Posted Wednesday, January 9, 2019 at 7:50 pm

The role of technology in social efforts has grown over the past several years. With the advancement of technological tools, technology has facilitated the efforts of nonprofits, governments, and private sector actors in catalyzing social change. However, the feasibility and the degree to which technologies could support the efforts of collective impact efforts remained unclear. The Collective Impact Forum recently partnered with Sony to survey members of the Collective Impact Forum to understand their technological needs and understand whether there was an opportunity for new technology to support collective impact efforts.

The Collective Impact Forum’s survey garnered 129 responses, most of which identified as affiliated with a backbone organization. Members represented collective impact efforts from diverse issues, including Education & Youth, Employment, Health & Nutrition, and several others.


Respondents faced similar obstacles to communication, data sharing, and community engagement

Among the many challenges initiative members reported, many respondents experience the following:

  • Information overload among initiative members and fatigue among residents: Residents and initiative members are reportedly flooded with information and it can be difficult for organizations to penetrate so much noise. An additional layer of complexity is added when trying to engage with community residents. Organizations reportedly need to better understand how community members prefer to receive information since traditional methods, such as email, are not always successful and can potentially vary from community member to community member.
     
  • Coordination and alignment within an initiative: Initiative members reportedly have different priorities and ways of working, which inhibit the adoption of shared systems. This creates barriers to data collection and data sharing as participating organizations will work in silos and implement different practices around data collection.
     
  • Varying data restrictions and data collection practices across members make consistent data collection and sharing challenging: Participating organizations have different restrictions on data sharing, such as legal boundaries around data collection, that prevent organizations from sharing collected data with initiatives partners. Competing agendas further complicate this relationship as different member organizations may prioritize certain data collection efforts over others that may not necessarily align with the collective impact effort’s current needs.

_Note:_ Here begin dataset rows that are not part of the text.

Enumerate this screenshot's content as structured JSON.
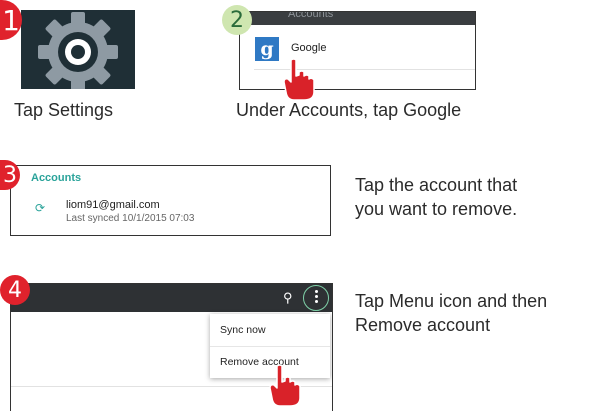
{
  "steps": {
    "step1": {
      "number": "1",
      "caption": "Tap Settings"
    },
    "step2": {
      "number": "2",
      "caption": "Under Accounts, tap Google",
      "header_text": "Accounts",
      "item_label": "Google",
      "item_icon": "google-g-icon"
    },
    "step3": {
      "number": "3",
      "section_title": "Accounts",
      "email": "liom91@gmail.com",
      "last_synced": "Last synced 10/1/2015 07:03",
      "description_line1": "Tap the account that",
      "description_line2": "you want to remove."
    },
    "step4": {
      "number": "4",
      "menu_items": [
        "Sync now",
        "Remove account"
      ],
      "description_line1": "Tap Menu icon and then",
      "description_line2": "Remove account"
    }
  },
  "colors": {
    "badge_red": "#e0222c",
    "badge_green": "#cfe6b0",
    "accent_teal": "#2aa39a",
    "toolbar_dark": "#2e3134",
    "hand_red": "#d92229"
  },
  "icons": [
    "settings-gear-icon",
    "google-g-icon",
    "sync-icon",
    "search-icon",
    "overflow-menu-icon",
    "pointing-hand-icon"
  ]
}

When it comes to technology, affordable solutions are often the most sought after

The majority of respondents reported being satisfied with their current technology. Additionally, almost all respondents aware of how much their organization spent on technology reported spending less than $100,000 per year. Funding is often very limiting for members of an initiative, especially for technological solutions, which makes investing in new costly solutions difficult. Thus it makes sense that several respondents commented that they spend less than $5,000 on their technology solutions. Despite the challenges initiatives face, member organizations are generally satisfied with their current solutions and do not necessarily see the need, or the means, to seek out new costly technological solutions.


Respondents were generally satisfied with current technologies and some even decided to design their own solutions

In response to common challenges listed above, CI initiatives have adopted low-cost, user-friendly technology solutions, such as Google Suite applications, Basecamp, Survey Monkey, and Slack. Technology to support intra-initiative communications was the most common use of technology amongst among respondents.

However, some CI efforts have invested in designing technological solutions to address specific social problems. For example, the Center for Collaborative Care in Arkansas developed HARK, a cloud-based technology platform designed to connect individuals and providers in a HIPAA and FERPA compliant environment. The HARK platform brings together social workers, teachers, health providers, and doctors talk to each other in an integrated manner to provide holistic care to patients. The system’s adherence to HIPAA and FERPA regulation laws allows pertinent stakeholders access to patient information and effectively collaborate with one another while maintaining compliance with privacy regulations. Such technology has allowed the Center for Collaborative Care to overcome several aforementioned obstacles by utilizing a centralized and user-friendly platform that members of their effort could all use.


What do you think?

Do these challenges listed above resonate when thinking about your own work?

What techonology tools have been the most useful to you and your work?

What technology support or tools would you be most interested in having?